Ed eccoci anche quest’anno al consueto appuntamento con Jean BURGOS,  professore emerito di Poietica e presidente onorario dell’Università di Savoia – Francia.

Come si sa, i greci chiamavano “poien” il fare creatore nell’emergere di una realtà nuova. “La finestra (che) si apre come un’arancia incantevole frutto della luce” (Apollinaire, “Les fenétres”).

 Burgos non intende considerare nella sua globalità la questione delle potenziali malattie dell’Immaginario, ma solo soffermarsi a guardare i giochi incrociati dell’Immagine e dell’Immaginario nel campo della creazione; un campo che non è solo quello dell’arte, ma anche quello del buon funzionamento dei processi vitali.

Intende esaminare il posto che occupa l’Immagine in seno all’Immaginario.

Le immagini ci sfuggono hanno un  carattere equivoco, sono complesse e dinamiche, in altre parole inafferrabili.

Rappresentazioni sensibili o rappresentazioni mentali?

L’ambiguità emerge anche dalle due parole greche che sembrano portare la qualità dell’Immagine: eikon (dal verbo eikò, essere simile) ed eidolon (famiglia di eidos [la forma] e di idea [l’idea], del verbo eidò, vedere); da una parte l’icona, rappresentazione materiale di ciò che non ha esistenza sensibile, dall’altra l’idolo, rappresentazione astratta di ciò che si vede in modo solo sensibile.

 Immagine e Immaginario.

L’Immagine, nella sua costante plasticità,  è  il principio nutritivo e attivatore di un Immaginario, punto di incrocio, di scambi fra le pressioni dell’esterno e le pulsioni che emergono dal nostro essere profondo.

Ma il destino dell’Immagine e dell’Immaginario non sembrano essere coniugati in uno spazio comune: “per il buon andamento dei processi della creazione, le loro relazioni potrebbero essere più turbolente di quanto non si creda comunemente”.

L’Immaginario implica uno spazio che il pensiero non saprebbe rappresentarsi, uno spazio con proprie modalità di strutturazione, infinitamente aperto, vettoriale: “unospazio orientato verso un senso sempre al di là : gioco dei possibili”.

Anche i materiali che lo popolano, le Immagini, per il fatto che sono apparizioni/sparizioni non sono delle rappresentazioni ma delle presentazioni,  tracce attivatrici dell’Immaginario che si definiscono attraverso la plasticità e l’immediatezza, indissociabili dallo spazio-tempo in cui la loro trasmutazione avviene.

 Henri Michaux e Utrillo.

E’ ciò che scopre Henri Michaux, pittore e poeta, nella sua analisi delle proprie esperienze con la mescalina quando si fa spettatore di una delle sue pitture acriliche.

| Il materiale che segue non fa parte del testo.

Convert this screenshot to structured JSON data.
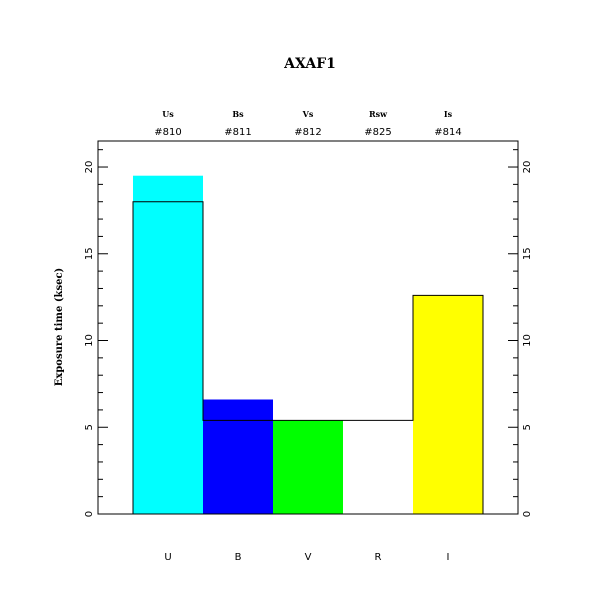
{
  "chart_data": {
    "type": "bar",
    "title": "AXAF1",
    "ylabel": "Exposure time (ksec)",
    "xlabel": "",
    "ylim": [
      0,
      21.5
    ],
    "yticks": [
      "0",
      "5",
      "10",
      "15",
      "20"
    ],
    "categories": [
      "U",
      "B",
      "V",
      "R",
      "I"
    ],
    "filter_names": [
      "Us",
      "Bs",
      "Vs",
      "Rsw",
      "Is"
    ],
    "filter_codes": [
      "#810",
      "#811",
      "#812",
      "#825",
      "#814"
    ],
    "series": [
      {
        "values": [
          19.5,
          6.6,
          5.4,
          0,
          12.6
        ],
        "colors": [
          "#00ffff",
          "#0000ff",
          "#00ff00",
          "#ffffff",
          "#ffff00"
        ]
      },
      {
        "style": "outline",
        "values": [
          18.0,
          5.4,
          5.4,
          5.4,
          12.6
        ]
      }
    ],
    "grid": false
  }
}
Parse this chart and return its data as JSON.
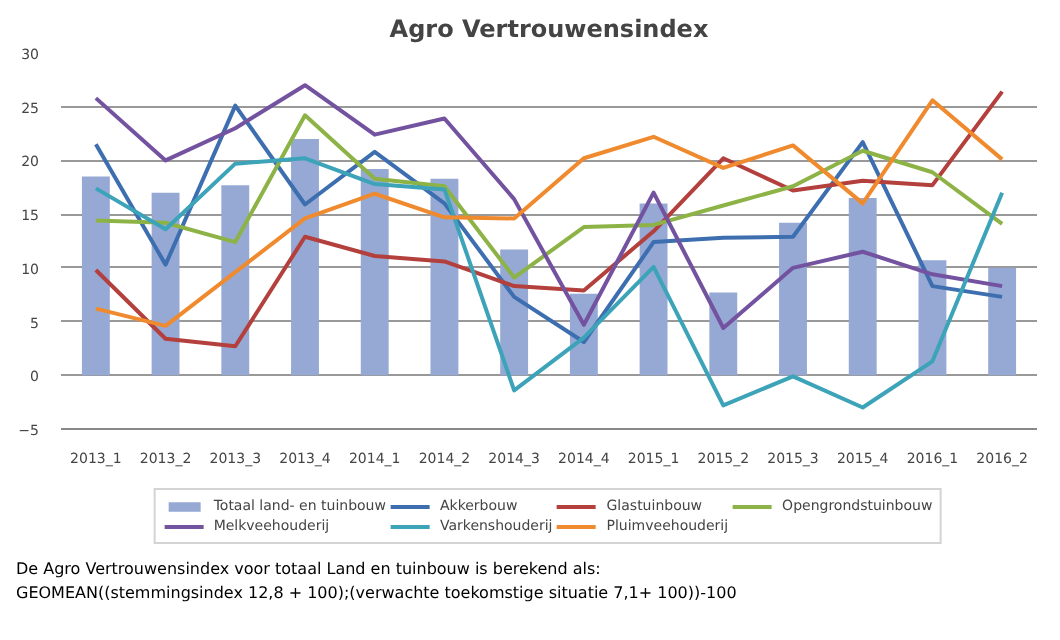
{
  "chart_data": {
    "type": "line",
    "title": "Agro Vertrouwensindex",
    "categories": [
      "2013_1",
      "2013_2",
      "2013_3",
      "2013_4",
      "2014_1",
      "2014_2",
      "2014_3",
      "2014_4",
      "2015_1",
      "2015_2",
      "2015_3",
      "2015_4",
      "2016_1",
      "2016_2"
    ],
    "series": [
      {
        "name": "Totaal land- en tuinbouw",
        "type": "bar",
        "color": "#95a9d4",
        "values": [
          18.5,
          17,
          17.7,
          22,
          19.2,
          18.3,
          11.7,
          7.6,
          16.0,
          7.7,
          14.2,
          16.5,
          10.7,
          10.0
        ]
      },
      {
        "name": "Akkerbouw",
        "color": "#3d6eb0",
        "values": [
          21.5,
          10.3,
          25.1,
          15.9,
          20.8,
          16,
          7.3,
          3.1,
          12.4,
          12.8,
          12.9,
          21.7,
          8.3,
          7.3
        ]
      },
      {
        "name": "Glastuinbouw",
        "color": "#b3403c",
        "values": [
          9.8,
          3.4,
          2.7,
          12.9,
          11.1,
          10.6,
          8.3,
          7.9,
          13.4,
          20.2,
          17.2,
          18.1,
          17.7,
          26.4
        ]
      },
      {
        "name": "Opengrondstuinbouw",
        "color": "#8db346",
        "values": [
          14.4,
          14.2,
          12.4,
          24.2,
          18.3,
          17.6,
          9.1,
          13.8,
          14.0,
          15.8,
          17.6,
          20.9,
          18.9,
          14.1
        ]
      },
      {
        "name": "Melkveehouderij",
        "color": "#7352a0",
        "values": [
          25.8,
          20,
          23,
          27,
          22.4,
          23.9,
          16.4,
          4.7,
          17.0,
          4.4,
          10.0,
          11.5,
          9.4,
          8.3
        ]
      },
      {
        "name": "Varkenshouderij",
        "color": "#3ca3b9",
        "values": [
          17.4,
          13.6,
          19.7,
          20.2,
          17.8,
          17.3,
          -1.4,
          3.5,
          10.1,
          -2.8,
          -0.1,
          -3.0,
          1.3,
          17.0
        ]
      },
      {
        "name": "Pluimveehouderij",
        "color": "#f08a2e",
        "values": [
          6.2,
          4.6,
          9.6,
          14.6,
          16.9,
          14.7,
          14.6,
          20.2,
          22.2,
          19.3,
          21.4,
          16.0,
          25.6,
          20.1
        ]
      }
    ],
    "ylim": [
      -5,
      30
    ],
    "yticks": [
      -5,
      0,
      5,
      10,
      15,
      20,
      25,
      30
    ],
    "grid": "y",
    "legend": "bottom",
    "annotations": [
      "De Agro Vertrouwensindex voor totaal Land en tuinbouw is berekend als:",
      "GEOMEAN((stemmingsindex 12,8 + 100);(verwachte toekomstige situatie  7,1+ 100))-100"
    ]
  }
}
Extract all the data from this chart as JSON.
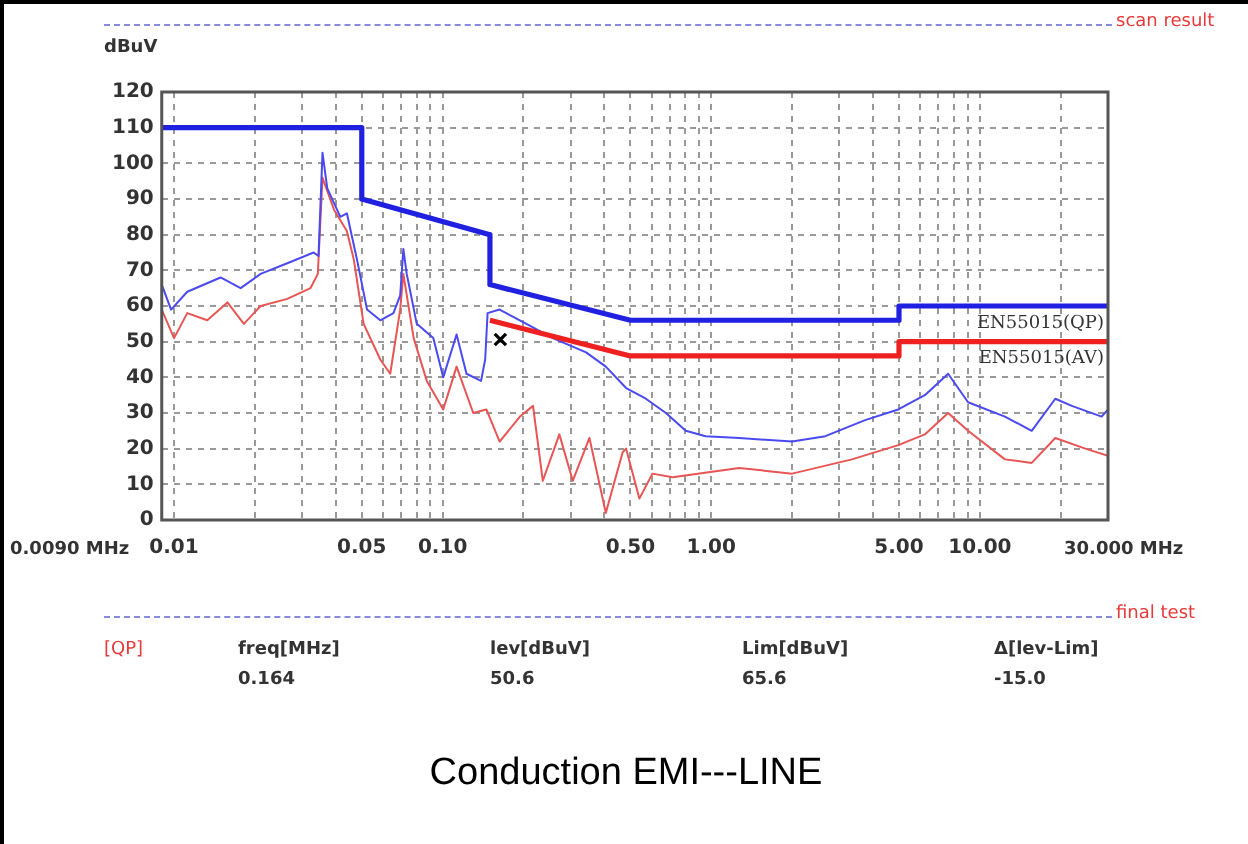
{
  "chart_data": {
    "type": "line",
    "title": "Conduction EMI---LINE",
    "ylabel": "dBuV",
    "annotations": [
      "scan result",
      "final test",
      "[QP]",
      "freq[MHz]",
      "lev[dBuV]",
      "Lim[dBuV]",
      "Δ[lev-Lim]",
      "0.164",
      "50.6",
      "65.6",
      "-15.0",
      "0.0090 MHz",
      "30.000 MHz"
    ],
    "log": "x",
    "grid": true,
    "xlim": [
      0.009,
      30
    ],
    "ylim": [
      0,
      120
    ],
    "xticks": [
      0.01,
      {
        "value": 0.02,
        "label": null
      },
      {
        "value": 0.03,
        "label": null
      },
      {
        "value": 0.04,
        "label": null
      },
      0.05,
      {
        "value": 0.06,
        "label": null
      },
      {
        "value": 0.07,
        "label": null
      },
      {
        "value": 0.08,
        "label": null
      },
      {
        "value": 0.09,
        "label": null
      },
      {
        "value": 0.1,
        "label": "0.10"
      },
      {
        "value": 0.2,
        "label": null
      },
      {
        "value": 0.3,
        "label": null
      },
      {
        "value": 0.4,
        "label": null
      },
      {
        "value": 0.5,
        "label": "0.50"
      },
      {
        "value": 0.6,
        "label": null
      },
      {
        "value": 0.7,
        "label": null
      },
      {
        "value": 0.8,
        "label": null
      },
      {
        "value": 0.9,
        "label": null
      },
      {
        "value": 1,
        "label": "1.00"
      },
      {
        "value": 2,
        "label": null
      },
      {
        "value": 3,
        "label": null
      },
      {
        "value": 4,
        "label": null
      },
      {
        "value": 5,
        "label": "5.00"
      },
      {
        "value": 6,
        "label": null
      },
      {
        "value": 7,
        "label": null
      },
      {
        "value": 8,
        "label": null
      },
      {
        "value": 9,
        "label": null
      },
      {
        "value": 10,
        "label": "10.00"
      },
      {
        "value": 20,
        "label": null
      }
    ],
    "yticks": [
      0,
      10,
      20,
      30,
      40,
      50,
      60,
      70,
      80,
      90,
      100,
      110,
      120
    ],
    "series": [
      {
        "color": "#4a4af0",
        "x": [
          0.009,
          0.00975,
          0.0112,
          0.0149,
          0.0177,
          0.021,
          0.0264,
          0.0331,
          0.0345,
          0.0357,
          0.0372,
          0.0416,
          0.044,
          0.048,
          0.0523,
          0.0586,
          0.0656,
          0.0695,
          0.0714,
          0.0735,
          0.0801,
          0.0923,
          0.1005,
          0.1127,
          0.1227,
          0.139,
          0.144,
          0.147,
          0.163,
          0.205,
          0.257,
          0.342,
          0.405,
          0.482,
          0.571,
          0.678,
          0.804,
          0.953,
          1.27,
          2.0,
          2.66,
          3.74,
          4.97,
          6.24,
          7.62,
          9.04,
          12.4,
          15.6,
          19.1,
          22.0,
          28.4,
          30
        ],
        "values": [
          66,
          59,
          64,
          68,
          65,
          69,
          72,
          75,
          74,
          103,
          93,
          85,
          86,
          73,
          59,
          56,
          58,
          63,
          76,
          69,
          55,
          51,
          40,
          52,
          41,
          39,
          45,
          58,
          59,
          55,
          51,
          47,
          43,
          37,
          34,
          30,
          25,
          23.5,
          23,
          22,
          23.5,
          28,
          31,
          35,
          41,
          33,
          29,
          25,
          34,
          32,
          29,
          31
        ]
      },
      {
        "color": "#e85555",
        "x": [
          0.009,
          0.01,
          0.0112,
          0.0133,
          0.0158,
          0.0182,
          0.021,
          0.0264,
          0.0322,
          0.0343,
          0.0357,
          0.0394,
          0.044,
          0.0467,
          0.0508,
          0.0586,
          0.0638,
          0.0695,
          0.0714,
          0.078,
          0.0873,
          0.1005,
          0.1127,
          0.13,
          0.1455,
          0.163,
          0.194,
          0.217,
          0.236,
          0.272,
          0.305,
          0.352,
          0.405,
          0.468,
          0.482,
          0.54,
          0.604,
          0.718,
          1.27,
          2.0,
          3.34,
          4.97,
          6.24,
          7.62,
          9.04,
          12.4,
          15.6,
          19.1,
          24.7,
          30
        ],
        "values": [
          59,
          51,
          58,
          56,
          61,
          55,
          60,
          62,
          65,
          69,
          96,
          87,
          81,
          73,
          55,
          45,
          41,
          59,
          69,
          51,
          39,
          31,
          43,
          30,
          31,
          22,
          29,
          32,
          11,
          24,
          11,
          23,
          2,
          19,
          20,
          6,
          13,
          12,
          14.6,
          13,
          17,
          21,
          24,
          30,
          25,
          17,
          16,
          23,
          20,
          18
        ]
      },
      {
        "name": "EN55015(QP)",
        "color": "#2020e0",
        "x": [
          0.009,
          0.05,
          0.05,
          0.15,
          0.15,
          0.5,
          5,
          5,
          30
        ],
        "values": [
          110,
          110,
          90,
          80,
          66,
          56,
          56,
          60,
          60
        ]
      },
      {
        "name": "EN55015(AV)",
        "color": "#ee2020",
        "x": [
          0.15,
          0.5,
          5,
          5,
          30
        ],
        "values": [
          56,
          46,
          46,
          50,
          50
        ]
      },
      {
        "type": "scatter",
        "marker": "cross",
        "color": "#000000",
        "x": [
          0.164
        ],
        "values": [
          50.6
        ]
      }
    ]
  }
}
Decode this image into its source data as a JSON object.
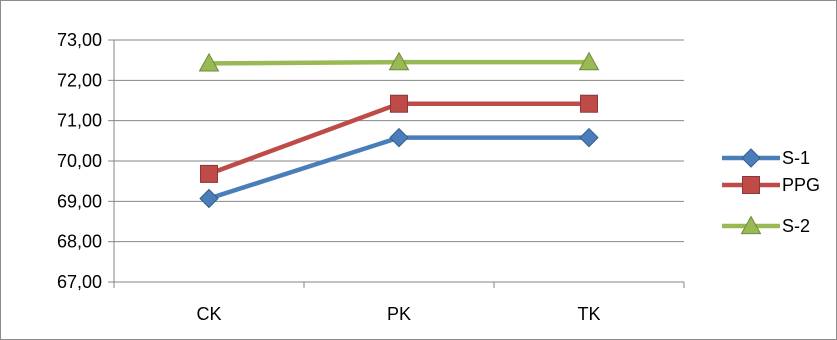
{
  "chart_data": {
    "type": "line",
    "categories": [
      "CK",
      "PK",
      "TK"
    ],
    "series": [
      {
        "name": "S-1",
        "values": [
          69.07,
          70.58,
          70.58
        ],
        "color": "#4a7ebb",
        "marker": "diamond"
      },
      {
        "name": "PPG",
        "values": [
          69.68,
          71.42,
          71.42
        ],
        "color": "#be4b48",
        "marker": "square"
      },
      {
        "name": "S-2",
        "values": [
          72.42,
          72.45,
          72.45
        ],
        "color": "#98b954",
        "marker": "triangle"
      }
    ],
    "ylim": [
      67,
      73
    ],
    "yticks": [
      "67,00",
      "68,00",
      "69,00",
      "70,00",
      "71,00",
      "72,00",
      "73,00"
    ],
    "grid": "horizontal",
    "legend_position": "right"
  }
}
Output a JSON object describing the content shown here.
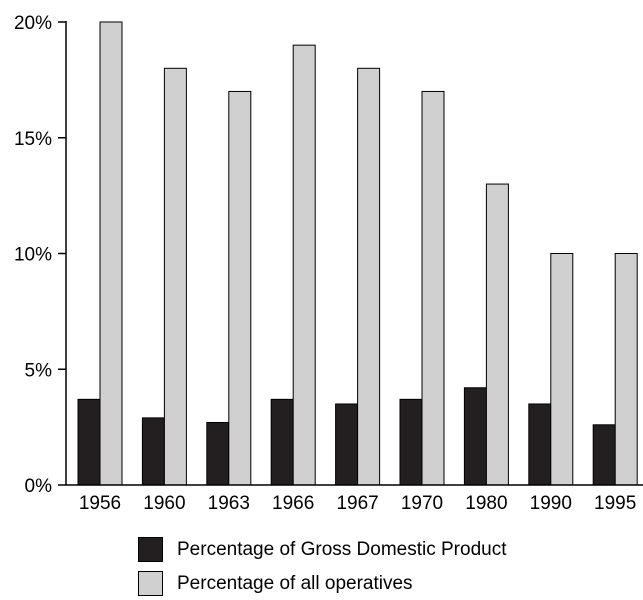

Egli nella sua opera Emergences - Résurgences, riflette sul proprio percorso di creatore e più in generale sui processi della creazione.

L’Immagine evoca sempre qualcosa di assente. L’Immagine è visione immediata, fragile e incompiuta,  passeggero prodotto dell’attività dell’inconscio, è strumento al servizio dell’Immaginario, ma è sempre questo ed altro. Per mezzo della sua funzione simbolica, l’Immagine è generatrice di forze che ci indirizzano verso un senso mai definitivamente raggiunto.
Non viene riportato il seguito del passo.